Evenzo kan de PLOSM-methode worden gebruikt om de beweeglijkheid van afgeleverde cellen in een 3D-granulaire hydrogelsteiger te evalueren. Figuur 4A schetst de stappen naar de PLOSMA-methode, en het is vooral belangrijk om de sferoïde in het midden van de put te zaaien. Het wordt aanbevolen om de sferoïde in het gezichtsveld te centreren, maar deze is afhankelijk van de mogelijkheden van de microscoop. Figuur 4B toont representatieve beelden van sferoïde spreiding voor t = 0 uur en t = 24 uur, genomen met een vergroting van 10x in het FITC-kanaal (488 nm).
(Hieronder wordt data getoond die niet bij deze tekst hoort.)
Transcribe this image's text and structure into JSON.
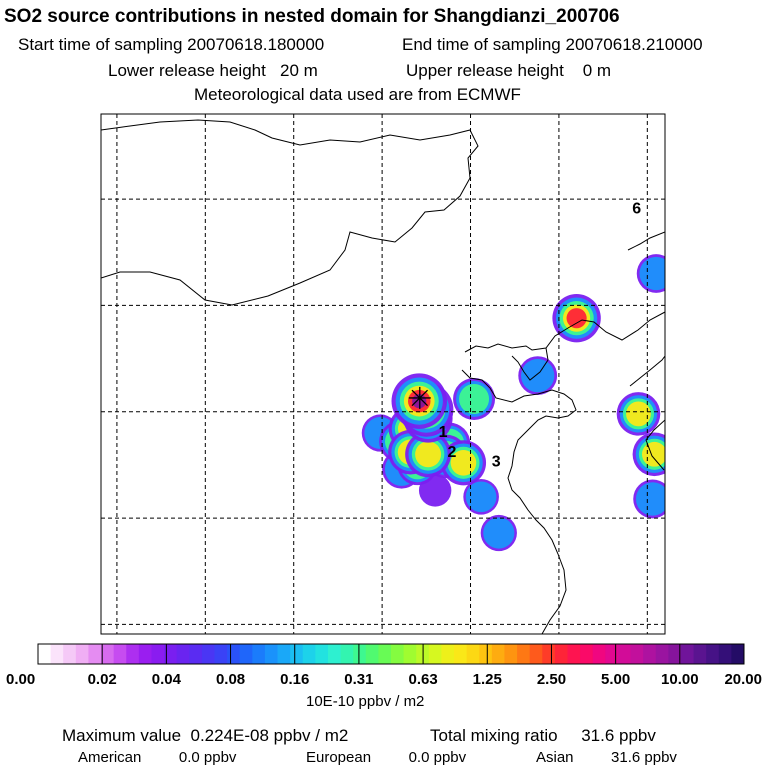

In de software kan een oorsprongsreferentiekader worden gemaakt en aangepast aan elke z-stack (Figuur 5A,B). De software kan de radiale afstand tot dat oorsprongsreferentiekader volgen en exporteren als de gewenste dataset (Figuur 5C). Figuur 6A toont een representatief beeld van de 3D-weergave van de t = 24 h sferoïde, terwijl Figuur 6B de Spots-functie van de software toont. Een voorbeeld van de verwerkte gegevens is weergegeven in figuur 7. Figuur 7A geeft de gemiddelde afstand weer die is afgelegd vanaf het centrum, genormaliseerd naar de afstanden van dag 0. Figuur 7B isoleert de afstanden die alleen in het z-vlak zijn afgelegd, aangezien dat de richting is die de PLOSMÄ-methode wil bestuderen.

Figuur 1: Monolayer-based Ascending Migration Assay celcultuur en beeldvorming. Schema van de belangrijkste stappen in de cel- en gelverwerking voor MAMA. (A) Cellen worden 's nachts tot samenvloeiing gekweekt en (B) celvolgstof wordt toegevoegd vlak voor de toevoeging van korrelige gel. De steiger wordt geassembleerd via (C) plaatcentrifugatie en gestabiliseerd met (D) fotoverknoping. Beeldvorming op meerdere tijdstippen maakt (E) visualisatie van opwaartse celmigratie mogelijk. Klik hier om een grotere versie van deze figuur te bekijken.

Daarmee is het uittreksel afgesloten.